La violence de l’explosion de la bulle de filtre

Paris, le 15 novembre, entre Le Carillon et Le Petit Cambodge. Maya-Anaïs Yataghène/Flickr, CC BY

J’habite dans le Xe arrondissement de Paris. Vendredi soir, les attaques sont passées tout près de chez moi et tout près de là où je me trouvais. Je vais souvent au Carillon ou au Petit Cambodge, à peu près tous mes amis du quartier auraient pu y être à cette heure-là, certains y étaient.

Personne parmi mes proches n’a été touché, mais plusieurs amies connaissent un ou des gens qui ont été tués. Dans notre petite société du dixième, je pense que nous sommes très nombreux, voire une majorité, à connaître quelqu’un directement affecté par la disparition d’un proche, à avoir été concernés à un degré de connexion près.

Dimanche soir, les pétards devant le Carillon en ont rajouté une couche à l’état de panique, clôturant un week-end vraiment dur à vivre. Tout le monde dans le quartier n’a pas exactement la même opinion sur les attaques. Beaucoup de choses ont été écrites sur les causes et les conséquences. En particulier, sur le fait que, comme Charlie Hebdo en janvier, les personnes, les symboles, ou les quartiers visés ne sont pas ceux les plus racistes, les plus islamophobes, les plus post-colonialistes, mais, au contraire, des quartiers où cohabitent, des « progressistes », des « gens de gauche », des « bobos », des « hipsters », des « branchés », des « pubards », (placez ici votre description préférée du dixième arrondissement) des boutiques de créateurs, des Airbnb, et des Arabes, des noirs, des Chinois, des Afghans, des réfugiés, des Kurdes, des Tamouls, des clochards, des prostituées, des dealers, des taxis, des mosquées, des machines à coudre (pardon à ceux que j’oublie).

La cohabitation ne se passe pas toujours bien.
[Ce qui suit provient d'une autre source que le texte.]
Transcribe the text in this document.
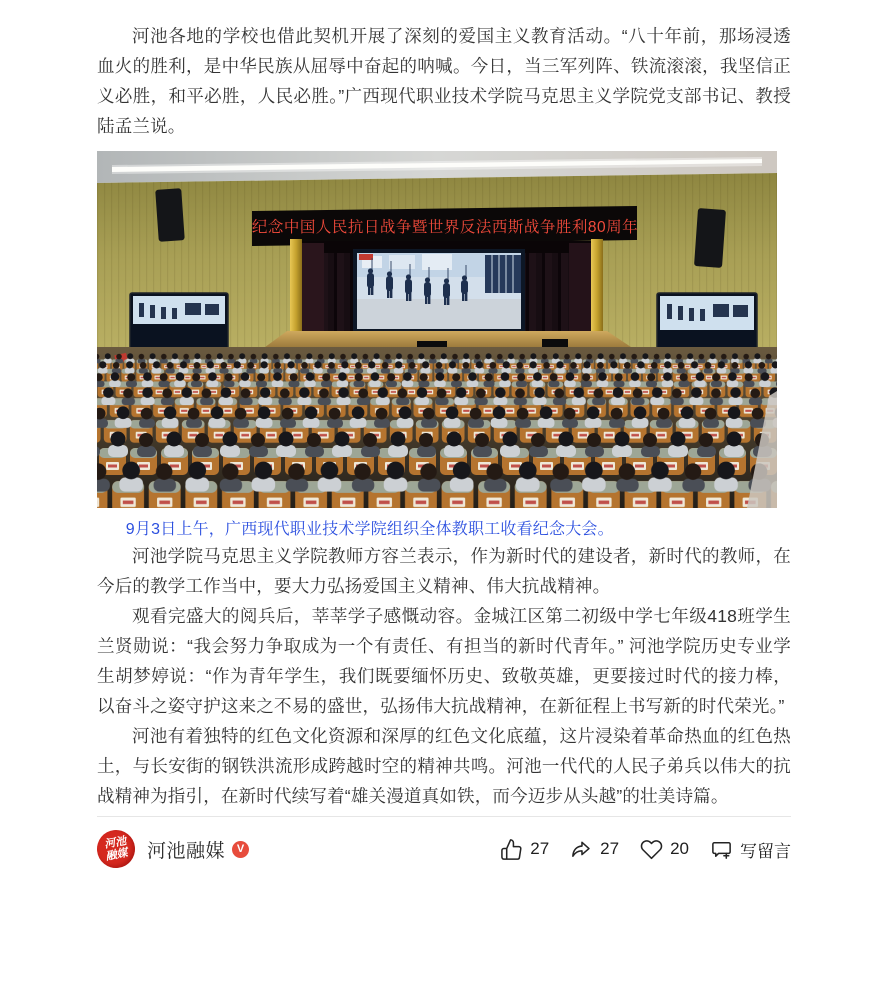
河池各地的学校也借此契机开展了深刻的爱国主义教育活动。“八十年前，那场浸透血火的胜利，是中华民族从屈辱中奋起的呐喊。今日，当三军列阵、铁流滚滚，我坚信正义必胜，和平必胜，人民必胜。”广西现代职业技术学院马克思主义学院党支部书记、教授陆孟兰说。

纪念中国人民抗日战争暨世界反法西斯战争胜利80周年

9月3日上午，广西现代职业技术学院组织全体教职工收看纪念大会。

河池学院马克思主义学院教师方容兰表示，作为新时代的建设者，新时代的教师，在今后的教学工作当中，要大力弘扬爱国主义精神、伟大抗战精神。

观看完盛大的阅兵后，莘莘学子感慨动容。金城江区第二初级中学七年级418班学生兰贤勋说：“我会努力争取成为一个有责任、有担当的新时代青年。” 河池学院历史专业学生胡梦婷说：“作为青年学生，我们既要缅怀历史、致敬英雄，更要接过时代的接力棒，以奋斗之姿守护这来之不易的盛世，弘扬伟大抗战精神，在新征程上书写新的时代荣光。”

河池有着独特的红色文化资源和深厚的红色文化底蕴，这片浸染着革命热血的红色热土，与长安街的钢铁洪流形成跨越时空的精神共鸣。河池一代代的人民子弟兵以伟大的抗战精神为指引，在新时代续写着“雄关漫道真如铁，而今迈步从头越”的壮美诗篇。

河池
融媒 河池融媒	V	27	27	20	写留言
Le but de ce texte n’est pas de dresser un tableau à la United Colors of Benetton. Les gens qui boivent de l’alcool en terrasse se font parfois insulter. Et le prix de l’immobilier dans un immeuble qui contient une mosquée est révélateur de la défiance des futurs propriétaires.
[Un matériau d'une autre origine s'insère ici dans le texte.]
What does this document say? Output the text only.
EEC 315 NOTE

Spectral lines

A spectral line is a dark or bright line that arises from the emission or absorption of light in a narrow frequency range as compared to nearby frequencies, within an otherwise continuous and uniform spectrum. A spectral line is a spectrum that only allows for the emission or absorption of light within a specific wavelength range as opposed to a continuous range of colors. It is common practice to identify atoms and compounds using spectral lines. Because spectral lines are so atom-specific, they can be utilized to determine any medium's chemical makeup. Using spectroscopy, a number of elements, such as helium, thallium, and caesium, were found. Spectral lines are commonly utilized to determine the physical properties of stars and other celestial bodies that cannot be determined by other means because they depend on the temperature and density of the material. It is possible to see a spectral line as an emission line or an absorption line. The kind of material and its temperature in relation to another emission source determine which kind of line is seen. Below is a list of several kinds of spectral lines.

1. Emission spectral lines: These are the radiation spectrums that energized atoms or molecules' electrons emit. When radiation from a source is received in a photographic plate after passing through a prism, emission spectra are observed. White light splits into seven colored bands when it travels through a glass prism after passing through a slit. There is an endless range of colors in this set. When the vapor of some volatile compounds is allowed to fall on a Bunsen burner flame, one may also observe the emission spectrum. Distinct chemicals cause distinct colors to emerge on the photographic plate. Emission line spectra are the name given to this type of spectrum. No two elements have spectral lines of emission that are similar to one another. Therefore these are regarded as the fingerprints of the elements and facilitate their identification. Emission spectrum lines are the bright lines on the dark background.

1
Mais personne dans mon entourage, parmi ces gens touchés de près, n’imagine ou en tous cas ne ressent, le déferlement d’expression de haine qui sévit dans d’autres arènes. Nous sommes, au sein de notre petite société du dixième arrondissement, à l’intérieur d’une « bulle de filtre ». Nos réactions sont raisonnables, modérées, voire empathiques. Bien sûr, nous nous indignons devant les réactions va-t-en-guerre, ou même pleines de racisme décomplexé et triomphantes, mais nous connaissons ces polémistes et nous les trouvons simplement ridicules.
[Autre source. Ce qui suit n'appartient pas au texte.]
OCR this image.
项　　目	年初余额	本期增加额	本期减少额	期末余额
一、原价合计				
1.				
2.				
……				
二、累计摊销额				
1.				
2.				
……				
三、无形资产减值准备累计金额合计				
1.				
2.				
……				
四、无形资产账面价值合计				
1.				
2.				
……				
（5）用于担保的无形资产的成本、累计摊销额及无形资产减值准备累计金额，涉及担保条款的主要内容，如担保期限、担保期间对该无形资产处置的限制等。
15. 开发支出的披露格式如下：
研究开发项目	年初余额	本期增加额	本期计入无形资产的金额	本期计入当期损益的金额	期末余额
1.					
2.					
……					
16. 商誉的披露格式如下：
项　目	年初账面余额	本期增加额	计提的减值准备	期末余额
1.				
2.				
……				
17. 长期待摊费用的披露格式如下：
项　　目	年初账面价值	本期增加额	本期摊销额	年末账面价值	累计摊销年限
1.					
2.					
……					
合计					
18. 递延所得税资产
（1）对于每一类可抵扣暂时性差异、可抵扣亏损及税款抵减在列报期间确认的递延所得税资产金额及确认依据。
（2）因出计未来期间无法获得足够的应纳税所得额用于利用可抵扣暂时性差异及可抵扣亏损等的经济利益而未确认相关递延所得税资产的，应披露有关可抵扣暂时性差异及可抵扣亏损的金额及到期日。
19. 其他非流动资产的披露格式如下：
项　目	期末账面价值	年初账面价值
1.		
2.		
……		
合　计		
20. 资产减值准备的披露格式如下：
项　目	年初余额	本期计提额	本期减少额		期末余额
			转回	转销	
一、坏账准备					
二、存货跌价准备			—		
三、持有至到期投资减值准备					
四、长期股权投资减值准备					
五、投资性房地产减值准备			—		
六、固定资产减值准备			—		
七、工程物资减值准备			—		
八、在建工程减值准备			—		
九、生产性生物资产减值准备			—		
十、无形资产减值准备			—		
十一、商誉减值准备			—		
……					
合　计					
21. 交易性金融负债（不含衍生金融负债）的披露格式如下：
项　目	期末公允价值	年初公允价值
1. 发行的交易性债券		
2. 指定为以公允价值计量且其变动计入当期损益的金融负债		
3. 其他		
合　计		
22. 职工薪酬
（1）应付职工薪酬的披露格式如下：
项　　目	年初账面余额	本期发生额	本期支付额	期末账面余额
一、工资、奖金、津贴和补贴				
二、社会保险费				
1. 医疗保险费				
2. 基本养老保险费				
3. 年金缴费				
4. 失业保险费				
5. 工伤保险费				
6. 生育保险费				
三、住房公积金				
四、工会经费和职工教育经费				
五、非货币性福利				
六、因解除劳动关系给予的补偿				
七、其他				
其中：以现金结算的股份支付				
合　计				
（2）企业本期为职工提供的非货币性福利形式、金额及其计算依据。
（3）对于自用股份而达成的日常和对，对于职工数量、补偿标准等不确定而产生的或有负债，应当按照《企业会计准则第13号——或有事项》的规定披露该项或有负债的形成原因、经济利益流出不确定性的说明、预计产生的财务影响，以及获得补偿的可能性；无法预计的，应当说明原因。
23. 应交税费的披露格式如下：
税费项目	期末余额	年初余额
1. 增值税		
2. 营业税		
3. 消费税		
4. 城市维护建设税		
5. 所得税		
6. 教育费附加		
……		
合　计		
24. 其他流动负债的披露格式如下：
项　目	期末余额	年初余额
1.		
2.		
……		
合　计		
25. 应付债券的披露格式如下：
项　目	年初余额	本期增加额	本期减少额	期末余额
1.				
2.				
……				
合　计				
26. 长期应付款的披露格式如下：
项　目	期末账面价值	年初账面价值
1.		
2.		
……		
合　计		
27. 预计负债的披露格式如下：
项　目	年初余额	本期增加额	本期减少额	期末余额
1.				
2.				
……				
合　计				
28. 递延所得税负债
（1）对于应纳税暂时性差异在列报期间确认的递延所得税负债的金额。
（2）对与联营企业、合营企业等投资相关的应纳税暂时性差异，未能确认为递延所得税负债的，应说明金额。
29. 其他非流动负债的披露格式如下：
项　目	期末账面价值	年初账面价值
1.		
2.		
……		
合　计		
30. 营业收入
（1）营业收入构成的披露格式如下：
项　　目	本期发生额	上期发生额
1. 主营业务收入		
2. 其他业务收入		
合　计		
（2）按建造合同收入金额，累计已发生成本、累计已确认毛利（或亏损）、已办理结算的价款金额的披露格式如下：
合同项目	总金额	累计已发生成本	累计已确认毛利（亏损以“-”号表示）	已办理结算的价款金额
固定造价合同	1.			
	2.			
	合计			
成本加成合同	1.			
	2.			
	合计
En tant qu’enseignant, ma pédagogie insiste sur l’analyse critique des médias, ou des sources en général, pour une pratique de l’étude des sciences en société : c’est une pédagogie de la « critical theory ». J’insiste par exemple pour que les étudiants qui choisissent un sujet sur l’avortement fouillent dans les blogs des fondamentalistes anti-IVG. L’exercice de « réflexivité » en anthropologie est aussi une façon d’essayer de sortir de sa « bulle de filtre ».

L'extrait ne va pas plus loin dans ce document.